The PM’s own ratings are becoming dire, too. Only 34% are satisfied with the way he’s doing his job and 61% dissatisfied, a net rating of -27, a new low for the prime minister and confirmation of a trend in recent polls.
The Speaker – who appealed to MPs to tone down “party political sniping” (good luck with that, Sir Lindsay!) – may have said he accepted the prime minister’s non-appearance in this debate. But Labour’s Sir Keir was having none of it.
The Labour leader likened cricket-loving Mr Barclay to a nightwatchman in a Test Match: “Defiantly defending against hostile bowling on a sticky wicket.” And to be fair to Mr Barclay, he didn’t drop the ball.
Sir Keir’s serious point was to accuse the PM of corruption.
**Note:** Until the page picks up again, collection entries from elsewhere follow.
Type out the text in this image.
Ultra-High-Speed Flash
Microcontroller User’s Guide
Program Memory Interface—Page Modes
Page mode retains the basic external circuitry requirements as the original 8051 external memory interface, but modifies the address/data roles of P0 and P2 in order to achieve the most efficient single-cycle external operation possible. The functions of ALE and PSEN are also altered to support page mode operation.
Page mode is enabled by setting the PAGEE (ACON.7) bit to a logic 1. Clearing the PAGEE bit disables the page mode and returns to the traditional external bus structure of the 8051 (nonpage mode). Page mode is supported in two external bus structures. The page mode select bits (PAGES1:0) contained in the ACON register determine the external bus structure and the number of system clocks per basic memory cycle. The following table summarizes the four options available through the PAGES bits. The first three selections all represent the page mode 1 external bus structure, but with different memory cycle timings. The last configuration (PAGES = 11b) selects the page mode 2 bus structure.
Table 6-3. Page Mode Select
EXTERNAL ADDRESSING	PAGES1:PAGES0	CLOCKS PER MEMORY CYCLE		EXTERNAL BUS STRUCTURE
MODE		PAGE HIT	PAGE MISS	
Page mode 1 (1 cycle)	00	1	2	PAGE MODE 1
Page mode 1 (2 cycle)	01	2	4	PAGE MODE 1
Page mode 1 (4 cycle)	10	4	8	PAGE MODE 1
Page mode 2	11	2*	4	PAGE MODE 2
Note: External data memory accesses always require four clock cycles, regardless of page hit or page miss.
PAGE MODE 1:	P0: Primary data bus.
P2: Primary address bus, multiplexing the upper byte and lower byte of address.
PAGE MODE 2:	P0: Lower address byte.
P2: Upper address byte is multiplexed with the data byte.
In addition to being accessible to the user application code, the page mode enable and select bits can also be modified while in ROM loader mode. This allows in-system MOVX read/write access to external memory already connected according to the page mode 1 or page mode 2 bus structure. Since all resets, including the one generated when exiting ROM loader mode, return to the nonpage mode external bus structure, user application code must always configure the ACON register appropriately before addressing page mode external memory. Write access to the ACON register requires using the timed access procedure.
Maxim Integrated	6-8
He used the words “corrupt” and “corruption” several times during a speech that was more pugnacious and much better than some of his more lacklustre efforts.
The former director of public prosecutions was in his element leading for the prosecution, of course. But it was an easy brief, even after Mr Barclay got his apology in early.
The SNP’s Pete Wishart, the cheeky chappie of the tartan tendency, said poor Mr Barclay had drawn the short straw by having to answer for the government. His leader, Ian Blackford, was missing too, however, at COP26, we were told.
Mr Wishart revealed that the SNP has asked the Metropolitan Police to investigate peerages given to Tory treasurers and donors, as reported by The Sunday Times at the weekend. Good luck with that, too!
The prime minister has form, of course, for dodging awkward debates. When he was foreign secretary he chose to go to Afghanistan to avoid a debate and vote on a third runway at Heathrow, a policy he had pledged to oppose.
Midway through the debate, there was a powerful attack on the current procedures from Tory MP and solicitor Alberto Costa, a member of the Standards Committee, who claimed it’s not compatible with natural justice.
But Labour MP Chris Bryant, who chairs the Standards Committee, hit back, insisting that it gave Mr Paterson “a very fair hearing”, despite some of the now ex-MP’s supporters challenging him.
He conceded that he was open to appeals against his committee’s rulings, however.
Could there be a deal after the rows of the past week? The PM may have been 250 miles away but there’s little sign that, whatever his ministers say, he’s in a mood to compromise.